US 12,067,571 B2
Systems and methods for generating models for classifying imbalanced data
Amitabha Das, Naperville, IL (US); Akhil Sajitha Sreehari, Chicago, IL (US); Tianyue Mao, Palo Alto, CA (US); and Kexuan Zou, Stamford, CT (US)
Assigned to SYNCHRONY BANK, Stamford, CT (US)
Filed by Synchrony Bank, Stamford, CT (US)
Filed on Mar. 10, 2021, as Appl. No. 17/197,290.
Claims priority of provisional application 62/988,305, filed on Mar. 11, 2020.
Prior Publication US 2021/0287136 A1, Sep. 16, 2021
Int. Cl. G06Q 20/40 (2012.01); G06F 18/2413 (2023.01); G06N 20/00 (2019.01); G06Q 20/20 (2012.01); G06Q 20/38 (2012.01)

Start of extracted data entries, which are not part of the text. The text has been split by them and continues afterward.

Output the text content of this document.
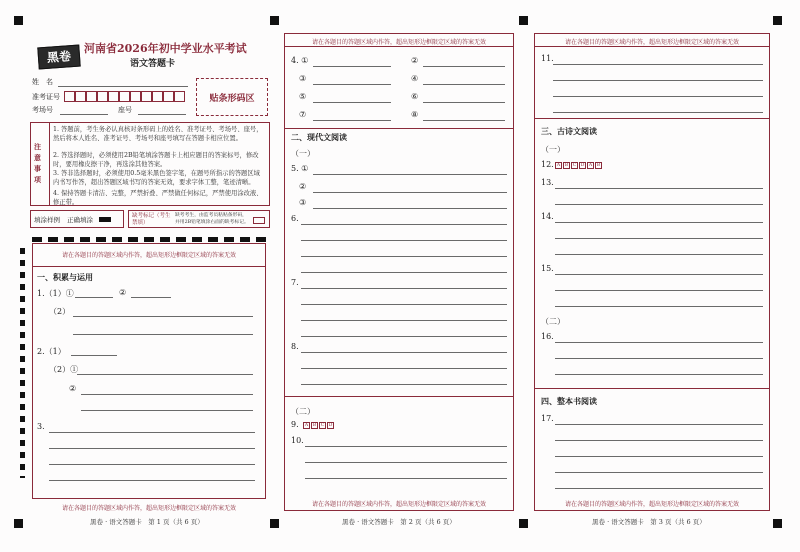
黑卷
河南省2026年初中学业水平考试
语文答题卡
姓　名
准考证号
考场号	座号
贴条形码区
注意事项
1. 答题前，考生务必认真核对条形码上的姓名、准考证号、考场号、座号，然后将本人姓名、准考证号、考场号和座号填写在答题卡相应位置。
2. 答选择题时，必须使用2B铅笔填涂答题卡上相应题目的答案标号，修改时，要用橡皮擦干净，再选涂其他答案。
3. 答非选择题时，必须使用0.5毫米黑色签字笔，在题号所指示的答题区域内书写作答，超出答题区域书写的答案无效，要求字体工整，笔迹清晰。
4. 保持答题卡清洁、完整，严禁折叠、严禁做任何标记，严禁使用涂改液、修正带。
填涂样例 正确填涂	缺考标记（考生禁填）
缺考考生，由监考员粘贴条形码，并用2B铅笔填涂右面的缺考标记。
请在各题目的答题区域内作答，超出矩形边框限定区域的答案无效
一、积累与运用
1.（1）①	②
（2）
2.（1）
（2）①
②
3.
黑卷 · 语文答题卡　第 1 页（共 6 页）
请在各题目的答题区域内作答，超出矩形边框限定区域的答案无效
4. ①	②
③	④
⑤	⑥
⑦	⑧
二、现代文阅读
（一）
5. ①
②
③
6.
7.
8.
（二）
9.	A	B	C D
10.
请在各题目的答题区域内作答，超出矩形边框限定区域的答案无效
黑卷 · 语文答题卡　第 2 页（共 6 页）
请在各题目的答题区域内作答，超出矩形边框限定区域的答案无效
11.
三、古诗文阅读
（一）
12. A	B	C D	A	B
13.
14.
15.
（二）
16.
四、整本书阅读
17.
请在各题目的答题区域内作答，超出矩形边框限定区域的答案无效
黑卷 · 语文答题卡　第 3 页（共 6 页）
请在各题目的答题区域内作答，超出矩形边框限定区域的答案无效
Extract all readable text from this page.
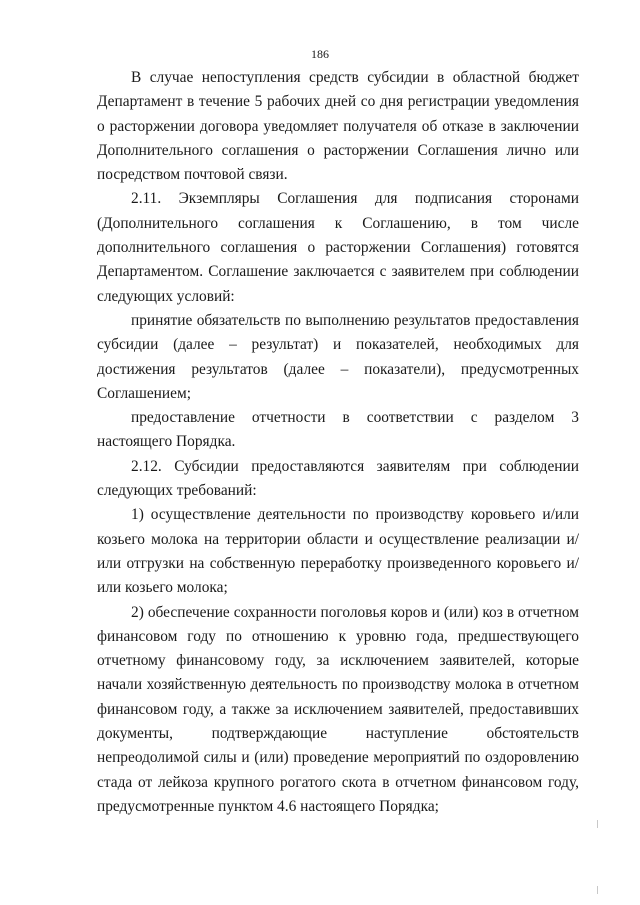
186

В случае непоступления средств субсидии в областной бюджет Департамент в течение 5 рабочих дней со дня регистрации уведомления о расторжении договора уведомляет получателя об отказе в заключении Дополнительного соглашения о расторжении Соглашения лично или посредством почтовой связи.

2.11. Экземпляры Соглашения для подписания сторонами (Дополнительного соглашения к Соглашению, в том числе дополнительного соглашения о расторжении Соглашения) готовятся Департаментом. Соглашение заключается с заявителем при соблюдении следующих условий:

принятие обязательств по выполнению результатов предоставления субсидии (далее – результат) и показателей, необходимых для достижения результатов (далее – показатели), предусмотренных Соглашением;

предоставление отчетности в соответствии с разделом 3 настоящего Порядка.

2.12. Субсидии предоставляются заявителям при соблюдении следующих требований:

1) осуществление деятельности по производству коровьего и/или козьего молока на территории области и осуществление реализации и/или отгрузки на собственную переработку произведенного коровьего и/или козьего молока;

2) обеспечение сохранности поголовья коров и (или) коз в отчетном финансовом году по отношению к уровню года, предшествующего отчетному финансовому году, за исключением заявителей, которые начали хозяйственную деятельность по производству молока в отчетном финансовом году, а также за исключением заявителей, предоставивших документы, подтверждающие наступление обстоятельств непреодолимой силы и (или) проведение мероприятий по оздоровлению стада от лейкоза крупного рогатого скота в отчетном финансовом году, предусмотренные пунктом 4.6 настоящего Порядка;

CPC G06Q 20/4016 (2013.01) [G06F 18/2413 (2023.01); G06N 20/00 (2019.01); G06Q 20/20 (2013.01); G06Q 20/382 (2013.01)] 24 Claims
OG exemplary drawing
 
1. A computer-implemented method comprising:
receiving a request to identify a classification model from a set of classification models, wherein the request specifies a set of classification algorithms and a set of sampling algorithms, wherein the request includes a data set including first data associated with a first characteristic and second data associated with a second characteristic, and wherein the request specifies one or more metrics for evaluating performance of the set of classification models;
using the set of classification algorithms and the set of sampling algorithms in combination to generate the set of classification models;
using the set of classification models to generate a set of classifications, wherein a classification of the set of classifications includes classifying the first data into majority data based on the first characteristic and the second data into minority data based on the second characteristic;
determining the performance of the set of classification models based on the set of classifications and according to the one or more metrics;
selecting the classification model, wherein the classification model is selected based on the performance of the set of classification models according to the one or more metrics; and
providing the classification model, a classification generated by the classification model using the data set, and a summary of the performance of the set of classification models according to the one or more metrics.